Washingtonexaminer

The UAE shows its duplicity with China kowtowing and COP28 oil deals

J.Ramirez3 months ago


The United Arab Emirates is facing criticism after leaked documents show it planned to use the COP28 climate summit, which began in Dubai on Thursday, to seek oil and gas deals with 15 nations.

The negotiations were set to be led by summit host Sultan Ahmed al Jaber, the UAE's industry minister and head of its national oil company. Asked whether the hosting of an anti-carbon emissions summit was compatible with using said summit secretly to negotiate energy deals, the UAE first responded that "private meetings are private." Jaber then claimed, "These allegations are false, not true, incorrect, and not accurate." The documents speak for themselves, however.

This is only the latest incident of growing duplicity in the UAE's foreign policy. Although the collection of Sunni Arab kingdoms is supposedly a very close U.S. ally, it has fostered deep cooperation with China and Russia. The UAE has openly undermined international efforts to constrain Russian President Vladimir Putin's war economy and the destabilization of Europe. Then, there's the UAE's very close relationship with communist China . Jaber's COP28 deals were set to include Beijing. But this is just the tip of the iceberg. The UAE also hosts Chinese military bases and shares highly advanced technology with China.

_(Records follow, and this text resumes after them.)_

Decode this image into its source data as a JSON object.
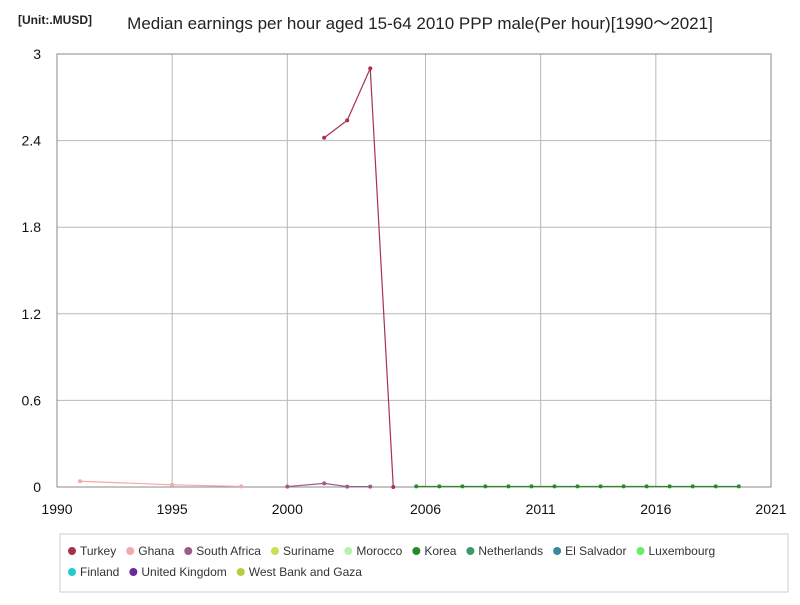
{
  "chart_data": {
    "type": "line",
    "unit_label": "[Unit:.MUSD]",
    "title": "Median earnings per hour aged 15-64 2010 PPP male(Per hour)[1990～2021]",
    "xlabel": "",
    "ylabel": "",
    "xlim": [
      1990,
      2021
    ],
    "ylim": [
      0,
      3
    ],
    "xticks": [
      1990,
      1995,
      2000,
      2006,
      2011,
      2016,
      2021
    ],
    "xtick_labels": [
      "1990",
      "1995",
      "2000",
      "2006",
      "2011",
      "2016",
      "2021"
    ],
    "yticks": [
      0,
      0.6,
      1.2,
      1.8,
      2.4,
      3
    ],
    "ytick_labels": [
      "0",
      "0.6",
      "1.2",
      "1.8",
      "2.4",
      "3"
    ],
    "grid": true,
    "legend_position": "bottom",
    "series": [
      {
        "name": "Turkey",
        "color": "#a8324e",
        "points": [
          [
            2001.6,
            2.42
          ],
          [
            2002.6,
            2.54
          ],
          [
            2003.6,
            2.9
          ],
          [
            2004.6,
            0.0
          ]
        ]
      },
      {
        "name": "Ghana",
        "color": "#f2a9a9",
        "points": [
          [
            1991,
            0.04
          ],
          [
            1995,
            0.015
          ],
          [
            1998,
            0.004
          ]
        ]
      },
      {
        "name": "South Africa",
        "color": "#9c5a8a",
        "points": [
          [
            2000,
            0.003
          ],
          [
            2001.6,
            0.025
          ],
          [
            2002.6,
            0.003
          ],
          [
            2003.6,
            0.003
          ]
        ]
      },
      {
        "name": "Suriname",
        "color": "#c5e05a",
        "points": []
      },
      {
        "name": "Morocco",
        "color": "#b9f0b0",
        "points": []
      },
      {
        "name": "Korea",
        "color": "#2a8a2a",
        "points": [
          [
            2005.6,
            0.004
          ],
          [
            2006.6,
            0.004
          ],
          [
            2007.6,
            0.004
          ],
          [
            2008.6,
            0.004
          ],
          [
            2009.6,
            0.004
          ],
          [
            2010.6,
            0.004
          ],
          [
            2011.6,
            0.004
          ],
          [
            2012.6,
            0.004
          ],
          [
            2013.6,
            0.004
          ],
          [
            2014.6,
            0.004
          ],
          [
            2015.6,
            0.004
          ],
          [
            2016.6,
            0.004
          ],
          [
            2017.6,
            0.004
          ],
          [
            2018.6,
            0.004
          ],
          [
            2019.6,
            0.004
          ]
        ]
      },
      {
        "name": "Netherlands",
        "color": "#3a9a6a",
        "points": []
      },
      {
        "name": "El Salvador",
        "color": "#3a8a9a",
        "points": []
      },
      {
        "name": "Luxembourg",
        "color": "#66ee66",
        "points": []
      },
      {
        "name": "Finland",
        "color": "#22cccc",
        "points": []
      },
      {
        "name": "United Kingdom",
        "color": "#6a2a9a",
        "points": []
      },
      {
        "name": "West Bank and Gaza",
        "color": "#b0d040",
        "points": []
      }
    ]
  }
}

As the reported this week, the UAE has ignored repeatedly stated U.S. concerns over its national security adviser's engagement with China in the operation of his artificial intelligence company. Via its CEO, that company, G42, is linked to Beijing's security apparatus. This cooperation is of great value to China in the sense that AI will allow China's Ministry of State Security to boost its intelligence collection efforts dramatically and the People's Liberation Army similarly to strengthen its sensor and targeting capabilities. To be clear, what the UAE is doing with G42 will likely lead to American deaths in any future war with China (Israel shows similarly concerning cooperation with China in this regard). The UAE's interest in boosting China is stark. The Muslim nation even provides diplomatic cover for Beijing's genocide against its Uyghur Muslim population, for example.

The UAE has the right to pursue whatever foreign policy it sees fit. But its current trajectory is not compatible with keystone U.S. national security interests. The U.S. should respond in recognition of that basic fact.